Keywords: crisis of language, modernity, criticism of language, poetic diction.
Философия эпохи модернизма обращает пристальное внимание на проблемы «языкового существования» [1], ей присуща непрерывная языковая рефлексия на формальном и содержательном уровне. Осознание
неспособности естественного языка быть авторитетным посредником между познающим субъектом и предметным миром отражает экзистенциальную покинутость человека — одно из ведущих ощущений эпохи.
Историческая и природная реальность уже не воспринимается как выражение деятельности универсального разума, а кажется хаотичной и лишенной смысла.
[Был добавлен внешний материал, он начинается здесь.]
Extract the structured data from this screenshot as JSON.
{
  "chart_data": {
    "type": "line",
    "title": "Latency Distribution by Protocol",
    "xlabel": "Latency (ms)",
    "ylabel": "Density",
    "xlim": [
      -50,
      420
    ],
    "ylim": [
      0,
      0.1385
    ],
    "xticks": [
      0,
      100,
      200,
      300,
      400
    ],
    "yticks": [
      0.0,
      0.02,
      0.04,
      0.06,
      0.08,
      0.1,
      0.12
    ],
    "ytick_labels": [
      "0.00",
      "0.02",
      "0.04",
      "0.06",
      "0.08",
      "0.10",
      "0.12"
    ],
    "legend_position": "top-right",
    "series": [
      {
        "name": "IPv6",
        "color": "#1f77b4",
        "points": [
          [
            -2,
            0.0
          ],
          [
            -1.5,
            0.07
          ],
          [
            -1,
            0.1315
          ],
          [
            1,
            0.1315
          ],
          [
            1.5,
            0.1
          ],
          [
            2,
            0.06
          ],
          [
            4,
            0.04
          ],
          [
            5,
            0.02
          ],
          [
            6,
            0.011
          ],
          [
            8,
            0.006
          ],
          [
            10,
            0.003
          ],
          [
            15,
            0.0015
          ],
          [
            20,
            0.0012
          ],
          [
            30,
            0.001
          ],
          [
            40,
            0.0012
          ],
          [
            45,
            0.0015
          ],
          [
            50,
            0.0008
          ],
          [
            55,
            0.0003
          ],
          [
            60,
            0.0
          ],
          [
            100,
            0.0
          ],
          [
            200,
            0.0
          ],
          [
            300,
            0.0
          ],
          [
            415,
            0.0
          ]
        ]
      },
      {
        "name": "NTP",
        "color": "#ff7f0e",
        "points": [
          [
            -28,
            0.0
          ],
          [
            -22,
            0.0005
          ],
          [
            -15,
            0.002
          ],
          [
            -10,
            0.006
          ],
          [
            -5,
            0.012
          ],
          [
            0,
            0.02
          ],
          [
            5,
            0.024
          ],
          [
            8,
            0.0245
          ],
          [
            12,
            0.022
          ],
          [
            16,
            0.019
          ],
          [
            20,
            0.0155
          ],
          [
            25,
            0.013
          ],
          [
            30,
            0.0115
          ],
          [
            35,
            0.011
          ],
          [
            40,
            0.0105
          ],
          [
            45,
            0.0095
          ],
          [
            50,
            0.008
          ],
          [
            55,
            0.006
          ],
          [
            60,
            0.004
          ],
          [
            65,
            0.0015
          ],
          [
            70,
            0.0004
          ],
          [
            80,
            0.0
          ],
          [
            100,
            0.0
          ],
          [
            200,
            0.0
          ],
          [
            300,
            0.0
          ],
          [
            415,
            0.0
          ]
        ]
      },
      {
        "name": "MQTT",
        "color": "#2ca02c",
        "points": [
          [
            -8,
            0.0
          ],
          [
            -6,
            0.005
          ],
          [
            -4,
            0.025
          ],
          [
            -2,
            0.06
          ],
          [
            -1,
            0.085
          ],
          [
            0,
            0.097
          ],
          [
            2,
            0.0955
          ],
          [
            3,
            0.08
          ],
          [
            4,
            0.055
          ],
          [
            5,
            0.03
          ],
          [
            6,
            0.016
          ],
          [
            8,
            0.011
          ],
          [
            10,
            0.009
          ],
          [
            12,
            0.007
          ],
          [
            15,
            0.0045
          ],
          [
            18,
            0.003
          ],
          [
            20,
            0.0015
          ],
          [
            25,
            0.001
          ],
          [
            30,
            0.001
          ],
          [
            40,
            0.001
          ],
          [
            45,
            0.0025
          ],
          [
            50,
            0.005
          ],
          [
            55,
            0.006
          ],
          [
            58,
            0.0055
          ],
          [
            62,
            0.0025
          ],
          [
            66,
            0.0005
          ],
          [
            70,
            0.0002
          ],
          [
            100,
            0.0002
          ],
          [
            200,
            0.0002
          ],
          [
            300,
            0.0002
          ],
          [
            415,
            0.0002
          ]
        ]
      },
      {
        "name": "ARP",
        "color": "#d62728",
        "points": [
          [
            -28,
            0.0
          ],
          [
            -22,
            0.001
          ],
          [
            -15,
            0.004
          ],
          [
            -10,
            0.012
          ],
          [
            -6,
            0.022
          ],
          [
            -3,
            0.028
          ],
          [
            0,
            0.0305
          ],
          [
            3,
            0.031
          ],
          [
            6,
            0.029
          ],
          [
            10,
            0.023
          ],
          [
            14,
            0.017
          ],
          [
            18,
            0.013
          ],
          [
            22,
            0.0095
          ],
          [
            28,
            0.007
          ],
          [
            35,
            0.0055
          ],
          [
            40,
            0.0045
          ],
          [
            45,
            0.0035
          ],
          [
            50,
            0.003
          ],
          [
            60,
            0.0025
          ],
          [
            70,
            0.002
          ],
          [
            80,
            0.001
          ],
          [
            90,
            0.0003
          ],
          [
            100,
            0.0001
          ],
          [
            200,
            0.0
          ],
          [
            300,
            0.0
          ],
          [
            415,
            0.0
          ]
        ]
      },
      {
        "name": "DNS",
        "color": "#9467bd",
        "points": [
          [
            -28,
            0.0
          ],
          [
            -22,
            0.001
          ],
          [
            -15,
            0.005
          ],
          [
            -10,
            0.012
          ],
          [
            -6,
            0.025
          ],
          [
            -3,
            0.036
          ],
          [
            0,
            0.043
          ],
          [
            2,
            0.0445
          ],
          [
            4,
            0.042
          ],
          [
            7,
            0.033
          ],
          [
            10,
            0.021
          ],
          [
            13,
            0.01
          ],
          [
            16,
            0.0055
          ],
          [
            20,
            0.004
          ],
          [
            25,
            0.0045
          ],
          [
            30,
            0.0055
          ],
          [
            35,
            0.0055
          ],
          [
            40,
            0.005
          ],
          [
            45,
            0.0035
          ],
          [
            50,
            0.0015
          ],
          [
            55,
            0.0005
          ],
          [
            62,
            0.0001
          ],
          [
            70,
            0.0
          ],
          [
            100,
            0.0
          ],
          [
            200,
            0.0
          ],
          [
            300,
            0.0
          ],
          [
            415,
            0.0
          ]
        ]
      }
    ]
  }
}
Модернистская поэзия декларирует себя как тайный, герметичный язык. Невнятность и загадочность высказываний, родившихся в попытке найти новые выразительные средства, порождает сомнение в самой возможности их понимания, как и сомнение в способности языка создать истинную реальность.
Конфликт жизни и формы, сформулированный Георгом Зиммелем, пронизывает культуру рубежа веков. Этот конфликт мы находим в антитезе дионисийского и аполло-нического начал у Ницше и в антитезе воли и индивидуальных представлений Шопенгауэра. Именно тут заложены причины того глубокого недоверия к слову, которым отмечена вся культура конца XIX и начала XX в.
Повышенный интерес к лингвистической проблематике и скептическая рефлексия о роли и функциях языка принимает в эпоху модернизма различные формы [4, с. 247]. С одной стороны, это критика отдельных явлений конкретного исторического периода, которая призвана очистить язык, испорченный многочисленными искажениями, и превратить его в истинный язык, восстановить его «врожденную правду» (Карл Краус). «Чистый» язык способен элиминировать ложь, стать правдивым «зеркалом мира». Именно в упадке, вырождении языка Краус усматривал ужасающие симптомы кризиса современного общества, «дело гниет с языка, время протухает с фразы» [8, с. 36].
С другой стороны, это радикальный гносеологический скепсис, который утверждает, что язык искажает восприятие действительности и должен быть устранен, если мы желаем установить истину. Фриц Маут-нер, главный представитель этого направления, утверждал, что язык должен отказаться от притязаний на адекватное отражение действительности, поскольку он является лишь величественной игрой, автономной
реальностью, не способной устранить непонимание между людьми [10]. Язык отражает мировоззрение говорящего на нем сообщества, господствует над индивидом и не может служить инструментом объективного познания мира. Маутнер понимает освобождение от языка в качестве «высшей цели самоосвобождения» для человека [3, с. 76].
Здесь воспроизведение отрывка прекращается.